Did I say what beautiful forest we're traversing? It's intertwined fingers of mixed broadleaf (not deciduous, mostly: evergreen broadleafs like oak and bay laurel and madrone)and mixed conifer (pine and fir and redwood) forest. All green and lovely up above, all yellow and brown and orange and red and black and crumbly and mushroom-scented below. Except for the fact that we don't know how far we are from the road, or whether we're headed towards Empire Grade where the car is or Highway One which is a few miles downhill, and the anxiety over whether my body's going to stop functioning long enough to strand us, we're having a fine time.

After a false start following an old logging road till it petered out, we find a hint of a trail going uphill, upstream, and northeast, which is a better bet than going southwest at this point. And then --

We find ourselves on a hard, bare track, almost as firm as if it were asphalt. The trail has become easy, inclining gently -- my ankles stop turning, my breathing returns to normal and so therefore does my pace. The nice fellow points out the impression of a mountain bike tire. "Some crazed bike nazis come up here," he says.

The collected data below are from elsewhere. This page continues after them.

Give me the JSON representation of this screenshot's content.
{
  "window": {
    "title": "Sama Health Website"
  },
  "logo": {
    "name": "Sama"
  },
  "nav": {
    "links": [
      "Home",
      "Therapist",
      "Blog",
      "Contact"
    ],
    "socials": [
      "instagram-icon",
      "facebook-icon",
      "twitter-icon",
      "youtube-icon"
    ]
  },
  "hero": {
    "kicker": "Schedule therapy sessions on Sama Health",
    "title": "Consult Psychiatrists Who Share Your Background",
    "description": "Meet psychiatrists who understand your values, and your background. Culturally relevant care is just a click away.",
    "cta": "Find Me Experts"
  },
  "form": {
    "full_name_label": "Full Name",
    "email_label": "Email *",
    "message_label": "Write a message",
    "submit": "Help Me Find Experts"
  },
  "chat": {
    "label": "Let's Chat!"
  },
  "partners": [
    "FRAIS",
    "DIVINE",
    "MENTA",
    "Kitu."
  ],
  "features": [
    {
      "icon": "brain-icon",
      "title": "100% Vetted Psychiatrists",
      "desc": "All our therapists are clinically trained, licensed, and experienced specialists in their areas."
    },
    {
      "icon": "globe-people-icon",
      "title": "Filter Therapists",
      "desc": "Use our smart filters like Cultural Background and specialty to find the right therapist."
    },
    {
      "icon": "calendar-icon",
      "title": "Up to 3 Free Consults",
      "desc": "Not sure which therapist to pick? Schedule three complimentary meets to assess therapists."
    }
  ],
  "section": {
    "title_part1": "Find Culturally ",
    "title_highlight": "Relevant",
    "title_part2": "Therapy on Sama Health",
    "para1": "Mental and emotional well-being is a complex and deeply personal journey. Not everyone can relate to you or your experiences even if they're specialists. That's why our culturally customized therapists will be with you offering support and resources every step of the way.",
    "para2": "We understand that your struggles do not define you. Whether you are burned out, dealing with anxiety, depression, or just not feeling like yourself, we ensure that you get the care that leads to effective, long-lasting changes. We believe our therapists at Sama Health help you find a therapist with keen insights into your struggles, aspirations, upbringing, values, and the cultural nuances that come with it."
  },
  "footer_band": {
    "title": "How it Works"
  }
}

I say, "They don't have to be crazed to ride this trail, it's so easy and solid."

A while later I have to agree with him about the crazed part, because the trail starts sprouting this elaborate jumps and ramps made out of fallen timber and cut-up pallets. Some of them look impossible -- they'd surely tear up the tires of any bike that tried to make them. There's lots of these. Each is unique, of course. We're sure that this must be clandestinely created by mountain bike commandos, possibly on moonlit nights. No pictures -- we're much happier about our prospects but we don't know how far we've gone or how far we have to go, and the higher we go, the bigger and darker the trees are, so we really don't want to risk sundown. We're walking as fast as we think it is sane to do.

Then the trail splits. But one part of it is a wide stretch of rotten asphalt, and the other is more bike trail, so we take the rotten asphalt, figuring it will lead somewhere. It does. It leads past a locked but easily bypassed gate -- with a sign that says "are closed," referring to the place we're coming from -- to an actual road, one lane, barely paved, which stretches off to the left and uphill and down to the right. We can't hear the main road, but there's a feeling that it's out there -- which we didn't have before. While we're studying this and feeling a strong pull to go right, the nice fellow hears a dog barking. When we got lost that time in Fall Creek, we headed for the dogs barking, and found the light of a house that way. So we go off down to the right in the direction of the barking dog, and we see a light -- a car! Nice cheerful lady informs us we are headed the right way to get to Empire Grade, and it's not far now. She seems to think our getting lost at Wilder Ranch is a pleasant amusement that everybody indulges in, like marathon running or something. Yes, I know, I said we went to Gray Whale Ranch but she said we were coming from Wilder Ranch. All I know about that is that they are both public land and they both stretch from Empire Grade to the ocean. And they're partly contiguous.

We came out on Empire Grade just a quarter mile or so up the road from the car. Walking back along the road is nervewracking -- it's winding, narrow, shoulderless and bordered by slippery ditches overgrown with prickly things, and the cars come around the curves at some outrageous speed (oh how I hate Locals on country roads!) but since we know where we are and we have almost a half hour of daylight left and it looks like it won't rain for hours yet, we're actually kind of ecstatic. The dog, who has been a complete darling all through this, is completely unnerved by the road, and wants desperately to bolt and run under some car's wheels.

But so, we're home, I'm tired, and feeling quite quite alive, thank you.

And, icing on the cake: the nice fellow pulled a tick out of my shoulderblade which had been there for days because I couldn't see it properly and assumed it was a scabbed-over burst pimple. The nice fellow found one mushroom that intrigued him -- he thought it might be a matsutake, but then he decided it was not, and neither were its many large neighbors under the huge tree with the elaborate treehouse built into it.